One of Belarus’ top diplomats has accused neighboring Poland and Lithuania of playing up the extent of a new spike in refugees desperately trying to cross the border into the EU to extort extra funds and resources from Brussels.
Valentin Rybakov, the country’s permanent representative at the United Nations, told Moscow’s RIA Novosti on Friday that the two nations “are just maximizing the use of the migrant situation in their own interests as a pretext to siphon additional funds from the EU.”
According to him, both Poland and Lithuania are exploiting the worsening row “to justify their anti-immigrant policy and their numerous violations of international obligations.”
The standoff across the shared frontier has escalated this week, with Poland deploying thousands of border guards, police officers and soldiers to turn back crowds of would-be asylum seekers, mostly from the Middle East. Authorities deployed tear gas and used riot shields to prevent them from crossing the demarcation line.
The EU accuses Belarus of laying on flights from troubled nations like Iraq, Syria and Iran, encouraging migrants to attempt a new route into the EU. Once in the country, Brussels claims, they are transported to the border and prevented from turning back. Footage earlier this week appeared to show Belarusian officials blocking groups from reaching a border checkpoint where asylum applications could be processed, and pushing them to assault the barbed-wire fence instead. Russian media reported on Friday that at least one group has since made it through.

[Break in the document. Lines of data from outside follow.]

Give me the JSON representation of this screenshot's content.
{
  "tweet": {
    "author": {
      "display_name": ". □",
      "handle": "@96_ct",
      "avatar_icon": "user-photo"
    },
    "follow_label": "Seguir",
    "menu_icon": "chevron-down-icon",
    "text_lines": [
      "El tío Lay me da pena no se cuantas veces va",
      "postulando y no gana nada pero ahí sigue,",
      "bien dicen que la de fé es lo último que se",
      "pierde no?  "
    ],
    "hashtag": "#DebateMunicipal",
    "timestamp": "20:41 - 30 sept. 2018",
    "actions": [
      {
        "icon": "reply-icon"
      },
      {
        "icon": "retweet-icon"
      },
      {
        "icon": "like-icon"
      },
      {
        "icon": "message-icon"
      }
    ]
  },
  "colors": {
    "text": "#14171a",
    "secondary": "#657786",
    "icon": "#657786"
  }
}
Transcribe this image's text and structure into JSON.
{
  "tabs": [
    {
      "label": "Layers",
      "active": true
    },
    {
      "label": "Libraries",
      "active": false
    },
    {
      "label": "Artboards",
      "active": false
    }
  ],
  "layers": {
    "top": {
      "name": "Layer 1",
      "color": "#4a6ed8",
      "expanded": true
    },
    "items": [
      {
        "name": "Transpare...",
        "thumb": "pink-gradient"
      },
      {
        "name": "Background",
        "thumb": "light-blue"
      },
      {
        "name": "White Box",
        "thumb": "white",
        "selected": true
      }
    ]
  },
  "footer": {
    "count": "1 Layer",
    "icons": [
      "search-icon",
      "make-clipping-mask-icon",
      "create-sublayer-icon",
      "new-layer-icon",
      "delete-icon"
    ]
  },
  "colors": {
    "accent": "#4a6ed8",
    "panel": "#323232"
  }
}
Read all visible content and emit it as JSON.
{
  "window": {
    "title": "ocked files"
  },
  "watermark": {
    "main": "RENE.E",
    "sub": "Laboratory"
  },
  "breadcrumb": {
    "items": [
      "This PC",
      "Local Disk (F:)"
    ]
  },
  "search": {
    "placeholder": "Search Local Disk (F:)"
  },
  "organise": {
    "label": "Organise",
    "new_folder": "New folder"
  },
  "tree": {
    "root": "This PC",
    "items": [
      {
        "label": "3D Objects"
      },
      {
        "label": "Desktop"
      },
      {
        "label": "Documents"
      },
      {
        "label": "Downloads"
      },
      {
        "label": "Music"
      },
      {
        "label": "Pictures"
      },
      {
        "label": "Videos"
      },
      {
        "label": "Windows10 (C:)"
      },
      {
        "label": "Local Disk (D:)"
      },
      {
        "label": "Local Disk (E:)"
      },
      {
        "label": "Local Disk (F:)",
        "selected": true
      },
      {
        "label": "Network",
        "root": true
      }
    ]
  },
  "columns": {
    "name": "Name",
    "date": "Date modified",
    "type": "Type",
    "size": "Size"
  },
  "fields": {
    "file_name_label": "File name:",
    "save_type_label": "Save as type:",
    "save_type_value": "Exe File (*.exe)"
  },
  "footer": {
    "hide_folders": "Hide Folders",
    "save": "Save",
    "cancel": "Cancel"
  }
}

Minsk denies that the rise in attempted crossings is part of a “hybrid war” designed to put pressure on the EU over sanctions, insisting instead that it is the result of Western intervention in the Middle East. According to the country’s veteran leader Alexander Lukashenko, authorities are simply no longer prepared to prevent the migrants reaching Poland.
On Thursday, Latvian Defense Minister Artis Pabriks said that, if Lukashenko continues to escalate the situation, “I cannot rule out that even NATO could become involved, because we must defend our borders and will not open them.”
According to him, the crisis should strengthen the EU’s resolve to build fortified fences along the border with the Eastern European nation. In a broadside against the European Commission, he argued that officials were reacting “very slowly” to the standoff. “If a way to respond faster isn’t found, the people of Europe will take a much dimmer view of the future potential of the EU,” he went on.
Both Poland and Lithuania have begun building border walls to prevent crossings, and both have requested funds from Brussels to support construction.